February 26th, 2008 at 7:30 am
Hey! Good, I am glad you like it.
I think the “poof” with whole-wheat bread is really not quite as dramatic as it would be with icky white flour. What I do to help it along is I knead it when I take it out of the container to rise a second time. I also, when I put it into the hot dutch oven, spray the heck out of it with water and then slam the lid on it as fast as I can: this wet top to the bread helps it rise up, if it is willing.
One day, Ms L might like mustard. We can only hope, right?
February 26th, 2008 at 7:45 am
Mmmmm, how about fresh baked bread AND melted chocolate?
February 26th, 2008 at 7:53 am
[…] her able hands | in the garden, in the kitchen and on the page wrote an interesting post today on The need for no-knead breadHere’s a quick excerptIf you’ve always wanted to try making your own bread, but worry it will come out like a brick or a hockey puck—this is your bread. If you don’t have the time and/or energy it takes to make beautiful artisan loaves like you can buy at the local bakery (some of those recipes take […] […]
February 26th, 2008 at 8:58 am
I’m sending this Pennie’s way! (Although she’s taking her baking class now at school and may be sick of bread. Oh who am I kidding! Sick of bread! As if anyone ever could be!)
February 26th, 2008 at 9:16 am
El, I knew I should have gone back to look at your post one more time before I did the last steps! Well, I’m going to start another loaf tonight, so will experiment with a little kneading and the water spritz…great idea… and while I’m kneading, I think I’ll work in some garlic and oregano.
February 26th, 2008 at 9:16 am
Darcy, I had a friend back in NY who grew up in France and had her daily snack of bread wrapped around a chunk of chocolate. I’m a huge fan of the dark chocolate filled croissant. Yummy!

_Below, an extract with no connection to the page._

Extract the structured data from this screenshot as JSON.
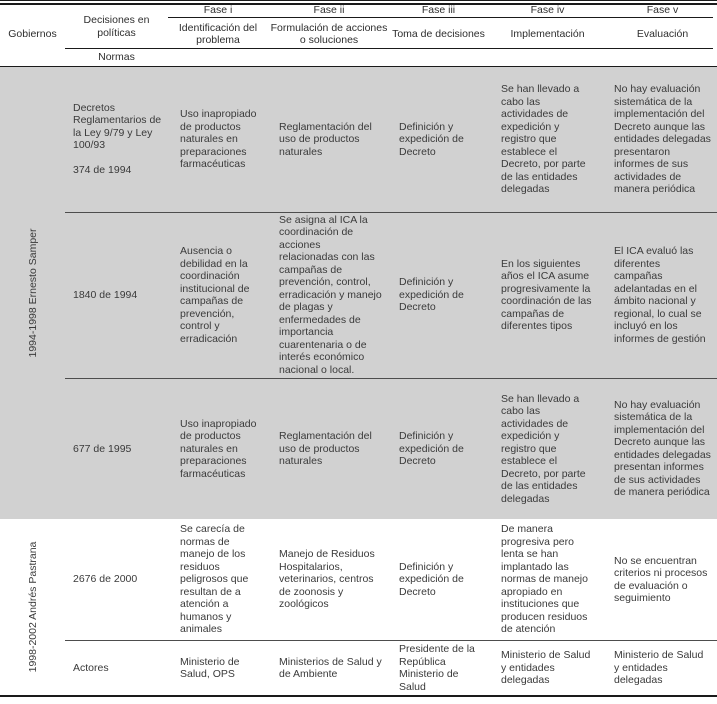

February 26th, 2008 at 9:17 am
Dawn, I’m actually annoyed that I’m loving this bread so much, because that means I’ll be baking and eating it more…and my belly roll is growing. Ack!

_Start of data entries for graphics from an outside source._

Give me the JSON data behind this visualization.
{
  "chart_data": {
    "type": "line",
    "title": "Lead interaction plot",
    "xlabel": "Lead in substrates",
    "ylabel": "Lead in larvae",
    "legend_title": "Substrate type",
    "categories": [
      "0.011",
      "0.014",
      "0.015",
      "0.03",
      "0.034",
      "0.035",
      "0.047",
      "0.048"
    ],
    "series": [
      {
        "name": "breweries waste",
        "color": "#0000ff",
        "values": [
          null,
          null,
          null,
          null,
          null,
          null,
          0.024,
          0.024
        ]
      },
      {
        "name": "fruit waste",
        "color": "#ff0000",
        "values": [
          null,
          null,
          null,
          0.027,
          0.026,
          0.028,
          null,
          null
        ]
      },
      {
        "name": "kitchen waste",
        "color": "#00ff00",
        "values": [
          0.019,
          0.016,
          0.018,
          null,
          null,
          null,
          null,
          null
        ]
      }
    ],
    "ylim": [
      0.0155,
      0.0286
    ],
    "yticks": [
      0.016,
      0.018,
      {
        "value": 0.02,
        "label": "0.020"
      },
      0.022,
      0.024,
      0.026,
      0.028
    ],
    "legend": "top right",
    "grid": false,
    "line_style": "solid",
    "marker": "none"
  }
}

February 26th, 2008 at 10:33 am
Darcy! melted chocolate on bread:
http://tinyurl.com/2w2ubq
oh, yum!
February 26th, 2008 at 10:51 am
Suzanne Dunnaway’s “No Need to Knead” is my bible for no-knead bread. Most take overnight, but there’s one that only takes two hours. Truly. It doesn’t keep, but that’s never a problem in my house…
February 26th, 2008 at 12:48 pm
I am going to make some RIGHT NOW. That wasn’t the plan for this afternoon, but it is now.
February 26th, 2008 at 12:49 pm
I mean … after seeing your beautiful photos. (That was implied …
)
February 27th, 2008 at 8:40 pm
Aaah! ‘Tis the season for blogged bread recipes, and I think yours just tipped the balance. I’m going to have to make some.